Public employers in Pennsylvania beware: if you implement an attendance policy designed to get your employees to show up for work, you may commit an unfair labor practice! If your employees are represented by a labor union, and your policy outlines disciplinary action, then you must bargain with the appropriate union before issuing discipline under the policy. The employer in Chester Upland Sch. Dist. v. Pa. Labor Relations Bd., learned that the hard way.
In that case, the public school district unilaterally adopted a new attendance and punctuality policy. The new policy applied progressive discipline to employees who reached a certain number of absences due to personal illness. The updated policy was adopted shortly after the expiration of a collective bargaining agreement between the district and its employees.
Upon learning of the change, the employees’ union filed an unfair labor practice charge, arguing that the district committed an unfair labor practice by adopting the policy without engaging in collective bargaining. The union pointed to the prior collective bargaining agreement’s sick leave provisions, which provided each employee with eleven sick days per school year and was silent on discipline. The district countered that the updated policy did not impose a new source of discipline; employees were always subject to discipline for attendance violations. Rather, according to the employer, the new policy simply advised employees as to how attendance issues were tracked for disciplinary purposes.
The Pennsylvania Labor Relations Board rejected the employer’s arguments, finding that the district committed an unfair labor practice by unilaterally changing the terms and conditions of employment through adopting the new attendance policy.
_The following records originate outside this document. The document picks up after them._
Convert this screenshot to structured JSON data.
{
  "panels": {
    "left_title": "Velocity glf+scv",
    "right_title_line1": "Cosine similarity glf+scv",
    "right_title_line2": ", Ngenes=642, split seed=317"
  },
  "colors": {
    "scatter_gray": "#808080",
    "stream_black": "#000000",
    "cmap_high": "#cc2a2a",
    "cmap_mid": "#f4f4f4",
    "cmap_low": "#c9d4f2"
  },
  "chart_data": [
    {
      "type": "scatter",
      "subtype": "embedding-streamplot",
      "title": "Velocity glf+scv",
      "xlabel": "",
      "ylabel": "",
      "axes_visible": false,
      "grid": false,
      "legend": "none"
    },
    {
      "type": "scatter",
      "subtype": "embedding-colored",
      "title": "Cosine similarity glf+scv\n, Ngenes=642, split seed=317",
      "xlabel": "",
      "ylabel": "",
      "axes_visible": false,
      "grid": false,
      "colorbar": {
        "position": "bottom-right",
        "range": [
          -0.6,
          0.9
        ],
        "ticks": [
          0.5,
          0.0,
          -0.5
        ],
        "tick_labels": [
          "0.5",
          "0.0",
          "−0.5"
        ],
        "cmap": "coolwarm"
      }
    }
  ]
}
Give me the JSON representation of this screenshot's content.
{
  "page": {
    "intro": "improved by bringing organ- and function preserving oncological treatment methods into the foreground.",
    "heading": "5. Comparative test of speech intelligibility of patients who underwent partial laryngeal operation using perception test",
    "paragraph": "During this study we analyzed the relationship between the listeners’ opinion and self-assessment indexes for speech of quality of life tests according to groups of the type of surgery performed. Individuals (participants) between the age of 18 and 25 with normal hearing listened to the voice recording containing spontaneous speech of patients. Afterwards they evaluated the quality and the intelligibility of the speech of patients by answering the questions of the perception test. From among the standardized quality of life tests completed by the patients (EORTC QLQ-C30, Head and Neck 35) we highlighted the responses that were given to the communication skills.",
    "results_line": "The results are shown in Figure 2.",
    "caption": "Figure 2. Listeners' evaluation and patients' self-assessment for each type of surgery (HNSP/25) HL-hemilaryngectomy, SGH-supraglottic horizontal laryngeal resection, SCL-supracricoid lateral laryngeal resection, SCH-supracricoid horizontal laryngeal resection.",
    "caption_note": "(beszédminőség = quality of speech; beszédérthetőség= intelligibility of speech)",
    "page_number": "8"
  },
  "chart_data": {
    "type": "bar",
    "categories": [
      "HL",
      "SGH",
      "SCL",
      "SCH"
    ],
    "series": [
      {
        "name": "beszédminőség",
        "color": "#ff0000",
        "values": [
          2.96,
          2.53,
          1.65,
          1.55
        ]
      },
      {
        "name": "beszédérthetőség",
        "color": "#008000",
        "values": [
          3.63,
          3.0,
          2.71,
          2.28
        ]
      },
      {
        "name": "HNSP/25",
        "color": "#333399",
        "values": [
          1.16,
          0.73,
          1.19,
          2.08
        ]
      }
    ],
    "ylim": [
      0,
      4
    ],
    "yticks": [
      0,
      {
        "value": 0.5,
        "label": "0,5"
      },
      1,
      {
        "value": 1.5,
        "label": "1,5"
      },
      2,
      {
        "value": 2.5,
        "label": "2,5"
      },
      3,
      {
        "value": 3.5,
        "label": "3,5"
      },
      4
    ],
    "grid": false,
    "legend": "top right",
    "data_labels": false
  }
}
The district appealed to the Commonwealth Court, which upheld the Board’s determination. The Court provided several reasons for doing so.
First, it recognized the PLRB’s long history of treating sick leave policies as mandatory subjects of collective bargaining. Second, the Commonwealth Court held that new policy did not simply explain how the district tracked absences for disciplinary purposes; instead, it specifically imposed progressive discipline for using sick days. An employer’s unilateral changing of terms and conditions of employment, explained the Court, is an unfair labor practice regardless of whether it happens during the term of a CBA, following the expiration of a CBA or during the course of negotiations. Moreover, the new policy directly conflicted with the express terms of the collective bargaining agreement, which did not provide for disciplinary action.
This case serves as an important reminder to public employers in Pennsylvania that when adopting new policies, a careful examination of the appropriate collective bargaining agreements is required. Before implementing new rules that can result in disciplinary action, negotiation is typically required. Adopting new disciplinary rules without engaging in collective bargaining will not withstand the scrutiny of the PLRB or Pennsylvania courts.